Das FG Müns­ter gab der Kla­ge statt und begrenz­te die Hin­zu­schät­zun­gen auf die gering­fü­gi­gen nicht in der Kas­se erfass­ten Beträ­ge von knapp EUR 100. Dar­über hin­aus füh­ren die vom Betriebs­prü­fer fest­ge­stell­ten Kas­sen­füh­rungs­män­gel nicht dazu, dass die Auf­zeich­nun­gen ins­ge­samt ver­wor­fen wer­den kön­nen. Dies ergibt sich zum einen aus der gerin­gen Häu­fig­keit der Män­gel im Ver­hält­nis zu den gesam­ten Geschäfts­vor­fäl­len (ca. 30.000 pro Jahr) und zum ande­ren aus der mar­gi­na­len Gewinn­aus­wir­kung von weni­ger als EUR 100. Die dar­aus fol­gen­de nicht gege­be­ne Kas­sen­sturz­fä­hig­keit beschränkt sich also ledig­lich auf ein­zel­ne kur­ze Zeit­räu­me. Die Geld­ver­kehrs­rech­nun­gen füh­ren eben­falls ledig­lich zu Ergeb­nis­sen, wel­che sich im Rah­men übli­cher Unschär­fen bewegen.

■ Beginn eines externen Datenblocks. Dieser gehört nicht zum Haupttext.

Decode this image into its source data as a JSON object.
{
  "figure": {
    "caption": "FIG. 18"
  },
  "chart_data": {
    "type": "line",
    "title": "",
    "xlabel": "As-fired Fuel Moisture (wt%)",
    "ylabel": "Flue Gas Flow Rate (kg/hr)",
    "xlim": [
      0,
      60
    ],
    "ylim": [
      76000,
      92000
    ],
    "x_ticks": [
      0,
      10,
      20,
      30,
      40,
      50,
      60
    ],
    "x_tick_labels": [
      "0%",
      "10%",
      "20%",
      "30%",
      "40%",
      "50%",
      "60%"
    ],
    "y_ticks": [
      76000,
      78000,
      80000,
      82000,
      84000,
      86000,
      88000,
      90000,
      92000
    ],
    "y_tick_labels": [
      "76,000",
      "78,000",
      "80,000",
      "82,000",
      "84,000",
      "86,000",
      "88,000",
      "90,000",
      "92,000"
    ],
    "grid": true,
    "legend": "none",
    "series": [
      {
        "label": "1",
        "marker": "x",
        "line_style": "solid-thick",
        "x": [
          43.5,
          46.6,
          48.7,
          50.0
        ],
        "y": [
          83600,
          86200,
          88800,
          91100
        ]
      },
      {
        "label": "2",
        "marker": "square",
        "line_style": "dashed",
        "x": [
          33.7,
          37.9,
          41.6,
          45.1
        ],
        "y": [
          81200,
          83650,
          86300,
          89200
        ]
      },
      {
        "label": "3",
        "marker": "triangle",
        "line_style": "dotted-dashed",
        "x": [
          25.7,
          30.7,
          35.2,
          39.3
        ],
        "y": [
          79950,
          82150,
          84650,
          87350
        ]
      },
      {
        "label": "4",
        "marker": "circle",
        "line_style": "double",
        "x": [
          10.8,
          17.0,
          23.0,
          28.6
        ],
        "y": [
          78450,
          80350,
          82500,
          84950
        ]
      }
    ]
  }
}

Schließ­lich reicht nach Auf­fas­sung des FG Müns­ter die durch­ge­führ­te und mit stren­gen Anfor­de­run­gen ver­bun­de­ne Aus­beu­te­kal­ku­la­ti­on (bei der Aus­beu­te­kal­ku­la­ti­on wird der Soll­um­satz rech­ne­risch aus dem Waren­ein­satz und den Ver­kaufs­prei­sen ermit­telt) nicht aus, die sach­li­che Rich­tig­keit der ansons­ten for­mell ord­nungs­ge­mä­ßen Auf­zeich­nun­gen zu erschüt­tern: Vor­lie­gend bestehen bereits gro­ße Unsi­cher­hei­ten bei den Por­ti­ons­grö­ßen der ver­kauf­ten Mahl­zei­ten, die der Prü­fer nicht anhand reprä­sen­ta­ti­ver Test­käu­fe beleg­te, son­dern auf­grund angeb­li­cher Erfah­rungs­wer­te geschätzt hat­te. Im Übri­gen sind nicht alle Waren­grup­pen kal­ku­liert wor­den, sodass es sich zum Teil um eine Richt­satz­schät­zung han­del­te. Im Übri­gen ist eine blo­ße Richt­satz­schät­zung nach Auf­fas­sung des Gerich­tes nicht geeig­net, eine ansons­ten for­mell ord­nungs­ge­mä­ße Kas­sen­füh­rung zu verwerfen.

Hin­weis:

Die Finanz­ver­wal­tung ver­folgt kon­se­quent — selbst bei gering­fü­gi­gen Män­geln — die stren­gen Maß­stä­be zur ord­nungs­ge­mä­ßen Kas­sen­füh­rung mit Durch­set­zung der ent­spre­chen­den Schluss­fol­ge­run­gen. Das Urteil des FG Müns­ter posi­tio­niert sich dage­gen und gewährt bei klei­ne­ren Ver­feh­lun­gen mil­de­re Anfor­de­run­gen an die Auf­zeich­nun­gen. Steu­er­pflich­ti­ge kön­nen sich aber hier­auf nicht aus­ru­hen: Die täg­lich zu erfül­len­den Auf­zeich­nungs­pflich­ten einer ord­nungs­ge­mä­ßen Kas­sen­füh­rung sind wei­ter­hin genau­es­tens zu beachten!